Matz: It is hard to speculate. The only thing I can say is we feel very comfortable in the way we have fashioned the rule, where there is a distinction between adequately capitalized and well capitalized. Whether we bring the 10.5% down somewhat . . . we are still discussing that.
CUToday.info: Do you still believe many credit unions, and the trade associations, do not fully understand the impact of the proposal, and in fact have overestimated certain aspects?
Matz: There has been a tremendous amount of misinformation about this proposal. What has particularly disappointed me is even after the agency has attempted to set the record straight, that misinformation continues to be disseminated. That is unfortunate. That misinformation has created a great deal of angst in the credit union community.
As we have stated, the $7-billion estimate (in loss of capital cushion shared by CUNA and NAFCU) far exceeds our estimate of less than $700 million in capital that would need to be raised from credit unions under the original proposal. We estimated that about 200 credit unions would be adversely impacted by the first proposed rule, a relatively small number.
CUToday.info: One of the biggest CU concerns was the rule giving examiners arbitrary power to set capital standards. I know you said this was never the intent of the original proposal—can we assume the language in this next proposal will make it clear examiners will not have such power?

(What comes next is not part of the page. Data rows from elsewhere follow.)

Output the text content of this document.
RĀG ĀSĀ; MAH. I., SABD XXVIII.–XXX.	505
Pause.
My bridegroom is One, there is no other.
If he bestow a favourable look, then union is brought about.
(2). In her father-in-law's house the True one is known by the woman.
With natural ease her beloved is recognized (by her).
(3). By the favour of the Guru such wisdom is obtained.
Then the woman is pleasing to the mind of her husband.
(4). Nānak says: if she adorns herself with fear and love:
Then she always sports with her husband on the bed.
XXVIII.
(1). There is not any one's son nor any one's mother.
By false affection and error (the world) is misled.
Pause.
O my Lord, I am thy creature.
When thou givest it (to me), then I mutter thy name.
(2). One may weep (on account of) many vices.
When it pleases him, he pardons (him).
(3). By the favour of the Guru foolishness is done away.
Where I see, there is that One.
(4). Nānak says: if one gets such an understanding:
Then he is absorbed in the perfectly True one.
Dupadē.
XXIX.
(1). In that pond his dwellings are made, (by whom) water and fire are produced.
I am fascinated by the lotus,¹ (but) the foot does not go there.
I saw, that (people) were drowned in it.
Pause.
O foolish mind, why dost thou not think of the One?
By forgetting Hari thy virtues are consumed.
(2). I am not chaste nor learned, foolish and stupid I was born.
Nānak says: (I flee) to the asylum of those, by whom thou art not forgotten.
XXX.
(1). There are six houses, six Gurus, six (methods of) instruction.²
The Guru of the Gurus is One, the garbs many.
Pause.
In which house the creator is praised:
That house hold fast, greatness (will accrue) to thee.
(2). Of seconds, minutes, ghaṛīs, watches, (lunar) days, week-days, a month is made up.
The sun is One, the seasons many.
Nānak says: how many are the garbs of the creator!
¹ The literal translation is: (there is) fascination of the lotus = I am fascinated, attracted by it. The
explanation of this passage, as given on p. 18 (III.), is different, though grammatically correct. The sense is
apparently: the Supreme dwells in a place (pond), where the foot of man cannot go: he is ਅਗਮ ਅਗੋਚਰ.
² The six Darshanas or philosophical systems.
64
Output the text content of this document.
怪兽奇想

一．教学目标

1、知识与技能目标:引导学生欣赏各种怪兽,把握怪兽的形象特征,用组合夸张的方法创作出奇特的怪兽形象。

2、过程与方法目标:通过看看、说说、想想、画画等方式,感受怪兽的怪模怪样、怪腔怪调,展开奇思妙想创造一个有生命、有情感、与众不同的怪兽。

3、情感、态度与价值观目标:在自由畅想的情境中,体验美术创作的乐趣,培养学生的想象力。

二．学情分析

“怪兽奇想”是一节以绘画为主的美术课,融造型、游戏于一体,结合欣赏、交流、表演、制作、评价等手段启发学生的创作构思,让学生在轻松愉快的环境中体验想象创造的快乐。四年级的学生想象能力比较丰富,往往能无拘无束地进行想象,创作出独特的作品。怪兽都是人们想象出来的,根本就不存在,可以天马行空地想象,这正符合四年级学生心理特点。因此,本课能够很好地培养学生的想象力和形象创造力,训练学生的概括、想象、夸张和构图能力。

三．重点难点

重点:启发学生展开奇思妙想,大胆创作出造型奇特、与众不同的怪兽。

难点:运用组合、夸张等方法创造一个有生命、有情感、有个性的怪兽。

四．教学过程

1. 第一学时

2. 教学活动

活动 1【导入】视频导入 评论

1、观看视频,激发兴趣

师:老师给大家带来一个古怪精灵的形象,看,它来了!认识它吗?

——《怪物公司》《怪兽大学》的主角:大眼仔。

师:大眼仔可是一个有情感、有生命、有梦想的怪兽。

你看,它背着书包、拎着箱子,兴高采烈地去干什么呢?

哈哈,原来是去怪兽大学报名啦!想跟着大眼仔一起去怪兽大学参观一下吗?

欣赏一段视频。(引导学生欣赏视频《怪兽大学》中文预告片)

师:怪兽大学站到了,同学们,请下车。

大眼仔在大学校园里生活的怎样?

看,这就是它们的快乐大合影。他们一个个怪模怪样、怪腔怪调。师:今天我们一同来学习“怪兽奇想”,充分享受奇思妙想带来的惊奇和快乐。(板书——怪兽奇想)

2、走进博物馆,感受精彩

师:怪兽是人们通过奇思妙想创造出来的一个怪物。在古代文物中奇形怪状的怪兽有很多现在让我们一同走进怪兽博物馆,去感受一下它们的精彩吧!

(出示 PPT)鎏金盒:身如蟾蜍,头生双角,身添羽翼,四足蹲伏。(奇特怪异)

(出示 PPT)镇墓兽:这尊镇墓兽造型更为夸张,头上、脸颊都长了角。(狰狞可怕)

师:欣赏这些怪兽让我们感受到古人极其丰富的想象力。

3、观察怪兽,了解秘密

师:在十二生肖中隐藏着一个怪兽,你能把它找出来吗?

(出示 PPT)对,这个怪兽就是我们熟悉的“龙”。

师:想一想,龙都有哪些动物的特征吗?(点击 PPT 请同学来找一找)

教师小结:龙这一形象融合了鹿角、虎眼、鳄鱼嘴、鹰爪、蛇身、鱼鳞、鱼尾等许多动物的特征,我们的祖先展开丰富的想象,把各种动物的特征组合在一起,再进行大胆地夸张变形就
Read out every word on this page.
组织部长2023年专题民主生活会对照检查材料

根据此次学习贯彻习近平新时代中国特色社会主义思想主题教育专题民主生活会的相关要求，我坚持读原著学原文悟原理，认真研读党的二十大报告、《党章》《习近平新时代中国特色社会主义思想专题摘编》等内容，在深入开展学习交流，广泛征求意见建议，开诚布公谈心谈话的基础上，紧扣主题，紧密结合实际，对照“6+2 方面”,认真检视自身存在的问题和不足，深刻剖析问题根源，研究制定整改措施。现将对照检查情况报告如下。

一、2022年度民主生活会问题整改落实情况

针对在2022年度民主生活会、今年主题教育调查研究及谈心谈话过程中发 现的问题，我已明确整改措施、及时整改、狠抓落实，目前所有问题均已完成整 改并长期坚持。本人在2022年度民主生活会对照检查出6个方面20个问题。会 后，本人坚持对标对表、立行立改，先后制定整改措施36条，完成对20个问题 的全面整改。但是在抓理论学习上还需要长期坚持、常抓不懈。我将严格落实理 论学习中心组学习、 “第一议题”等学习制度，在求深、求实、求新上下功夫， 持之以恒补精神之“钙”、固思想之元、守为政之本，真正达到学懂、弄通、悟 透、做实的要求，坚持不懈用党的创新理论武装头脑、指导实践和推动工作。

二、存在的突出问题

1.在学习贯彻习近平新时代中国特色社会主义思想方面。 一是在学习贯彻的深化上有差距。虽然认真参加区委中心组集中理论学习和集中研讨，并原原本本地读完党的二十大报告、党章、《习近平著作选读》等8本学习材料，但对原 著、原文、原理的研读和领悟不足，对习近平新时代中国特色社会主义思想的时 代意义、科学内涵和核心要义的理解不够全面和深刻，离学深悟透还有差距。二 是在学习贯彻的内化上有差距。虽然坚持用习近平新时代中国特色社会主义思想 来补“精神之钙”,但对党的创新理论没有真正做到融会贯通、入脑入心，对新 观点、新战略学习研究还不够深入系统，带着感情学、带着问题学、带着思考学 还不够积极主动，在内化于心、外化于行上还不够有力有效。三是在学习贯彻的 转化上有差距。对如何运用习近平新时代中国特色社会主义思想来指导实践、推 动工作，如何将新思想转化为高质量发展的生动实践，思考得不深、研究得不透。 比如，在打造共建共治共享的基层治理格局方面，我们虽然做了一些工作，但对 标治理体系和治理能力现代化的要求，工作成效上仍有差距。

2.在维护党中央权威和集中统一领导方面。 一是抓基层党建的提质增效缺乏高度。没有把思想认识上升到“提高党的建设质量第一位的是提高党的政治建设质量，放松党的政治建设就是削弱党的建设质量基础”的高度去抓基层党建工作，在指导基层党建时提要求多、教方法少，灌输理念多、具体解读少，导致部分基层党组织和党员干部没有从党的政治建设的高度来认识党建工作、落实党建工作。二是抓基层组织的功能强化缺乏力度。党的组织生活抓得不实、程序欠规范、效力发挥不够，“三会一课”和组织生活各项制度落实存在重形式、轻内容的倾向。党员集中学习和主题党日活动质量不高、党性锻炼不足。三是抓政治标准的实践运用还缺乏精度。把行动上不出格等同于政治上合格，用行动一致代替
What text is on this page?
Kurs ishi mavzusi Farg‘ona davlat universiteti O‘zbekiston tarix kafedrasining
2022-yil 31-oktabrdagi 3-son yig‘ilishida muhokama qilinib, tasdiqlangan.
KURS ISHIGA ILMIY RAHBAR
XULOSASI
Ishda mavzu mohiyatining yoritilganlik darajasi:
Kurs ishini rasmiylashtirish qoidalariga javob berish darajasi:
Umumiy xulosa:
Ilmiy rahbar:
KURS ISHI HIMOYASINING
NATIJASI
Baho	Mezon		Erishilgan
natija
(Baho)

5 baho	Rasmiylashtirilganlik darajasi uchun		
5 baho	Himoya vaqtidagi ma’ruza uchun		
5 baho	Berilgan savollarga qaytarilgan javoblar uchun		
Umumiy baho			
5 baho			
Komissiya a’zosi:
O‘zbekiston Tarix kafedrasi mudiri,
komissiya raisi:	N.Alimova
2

Matz: They will not. The ability to set the individual minimum capital requirements is actually in the current rule, not the proposed rule, and it is set by the board. It has never been used. We intend to put on new procedural safeguards to further protect credit unions—and we will make it abundantly clear in the revised rule that only the NCUA board may set this revised capital level.
CUToday.info: Agro and taxi medallion CUs were very concerned with risk weights in the first proposal, some saying the rule would make it difficult to serve members. You said it was never NCUA’s intent to put CUs out of business. I assume this next proposal will have adjustments that possibly allow these types of credit unions to continue doing business as they are today?
Matz: Correct. One of the most important things the comment period has helped us with is pointing out some of the credit unions, chartered for the purpose of doing business loans, would have been very adversely impacted by the rule. Once we realized that we knew we had to make changes.
CUToday.info: Do you think the agency will get more than 2,000 comment letters again?
Matz: There is no way to know. But as many as we get, we will read them all.